Personal information
- Full name: Lucas Martín Valdemarín
- Date of birth: May 13, 1978 (age 47)
- Place of birth: Rio Tercero, Argentina
- Height: 1.73 m (5 ft 8 in)
- Position(s): Striker

Youth career
- 1982–1996: Sportivo 9 de Julio

Senior career*
- Years: Team / Apps / (Gls)
- 1996–1998: Talleres / 2 / (0)
- 1998–2006: Vélez Sársfield / 89 / (20)
- 1999–2000: → Independiente Rivadavia (loan) / 15 / (8)
- 2001: → Unión Española (loan) / 2 / (0)
- 2005: → Elche (loan) / 4 / (0)
- 2006: → Racing Club (loan) / 16 / (3)
- 2006–2007: Arsenal de Sarandí / 32 / (8)
- 2007–2008: AIK / 20 / (6)
- 2008–2009: Colón / 17 / (2)
- 2009: → San Luis Potosí (loan) / 3 / (0)
- 2009–2010: Defensa y Justicia / 21 / (6)
- Total:  / 221 / (53)

= Lucas Valdemarín =

Argentine footballer

Lucas Martín Valdemarín (born 13 May 1978) is an Argentine former footballer from who played for Vélez, Unión Española (Chile), Elche (Spain), AIK (Sweden) and Club San Luis (Mexico).

==Career==
Valdemarín developed his career as a youth with Sportivo 9 de Julio. In 1996, he was signed by Talleres de Córdoba, but shortly after Vélez Sársfield acquired his playing rights. During his period at Vélez Valdemarín struggled to earn a spot in the first team, and the club loaned him to other teams multiple times: to Independiente Rivadavia and Racing Club in Argentina, Unión Española of Chile and Elche CF from Spain, with two more spells with Vélez in between.
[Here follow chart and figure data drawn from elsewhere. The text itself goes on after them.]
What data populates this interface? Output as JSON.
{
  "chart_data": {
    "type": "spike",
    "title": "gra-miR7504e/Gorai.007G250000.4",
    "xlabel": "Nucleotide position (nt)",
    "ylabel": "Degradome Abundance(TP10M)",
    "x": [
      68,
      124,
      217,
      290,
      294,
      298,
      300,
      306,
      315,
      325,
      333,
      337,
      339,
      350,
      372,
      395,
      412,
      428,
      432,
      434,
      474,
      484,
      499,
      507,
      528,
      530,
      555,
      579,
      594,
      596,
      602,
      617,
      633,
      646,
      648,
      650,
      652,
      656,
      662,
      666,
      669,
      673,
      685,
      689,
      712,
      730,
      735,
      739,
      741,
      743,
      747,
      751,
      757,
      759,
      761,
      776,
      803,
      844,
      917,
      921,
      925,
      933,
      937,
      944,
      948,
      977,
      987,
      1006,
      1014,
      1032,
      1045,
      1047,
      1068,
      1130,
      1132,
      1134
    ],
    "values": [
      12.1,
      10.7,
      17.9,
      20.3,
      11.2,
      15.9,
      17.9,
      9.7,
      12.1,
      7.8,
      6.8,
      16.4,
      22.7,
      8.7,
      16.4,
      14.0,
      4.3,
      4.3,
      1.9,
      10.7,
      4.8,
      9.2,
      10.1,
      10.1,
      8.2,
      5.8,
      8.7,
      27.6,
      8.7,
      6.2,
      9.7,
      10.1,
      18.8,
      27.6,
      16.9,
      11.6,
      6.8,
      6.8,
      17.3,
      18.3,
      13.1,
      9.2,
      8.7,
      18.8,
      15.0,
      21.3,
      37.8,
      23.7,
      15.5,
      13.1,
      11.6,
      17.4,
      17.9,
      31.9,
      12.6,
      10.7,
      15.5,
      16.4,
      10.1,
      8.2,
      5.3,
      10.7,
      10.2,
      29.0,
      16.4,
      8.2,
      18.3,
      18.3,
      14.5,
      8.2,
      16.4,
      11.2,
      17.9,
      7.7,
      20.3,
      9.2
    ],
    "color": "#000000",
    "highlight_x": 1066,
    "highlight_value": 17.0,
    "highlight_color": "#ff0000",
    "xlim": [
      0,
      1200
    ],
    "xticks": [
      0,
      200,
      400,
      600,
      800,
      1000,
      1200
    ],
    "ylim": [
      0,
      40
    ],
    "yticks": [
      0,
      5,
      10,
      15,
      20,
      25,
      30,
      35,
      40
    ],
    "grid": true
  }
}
In 2006, he became a free agent and signed for Arsenal de Sarandí, where he formed a striker partnership with Mauro Óbolo. The following year, both relocated to Sweden to play for AIK Fotboll. In 2008 Valdemarín reached a mutual agreement with AIK to terminate his contract, and joined Colón de Santa Fe. He was a starter at the beginning, but his due to his lack of effectivity he was relegated to the bench. During the first semester of 2009, he had a brief spell in Mexico with San Luis F.C. Back in Colón he couldn't secure a place in the squad, and transferred to Defensa y Justicia in July 2009. In June 2010 ends his career.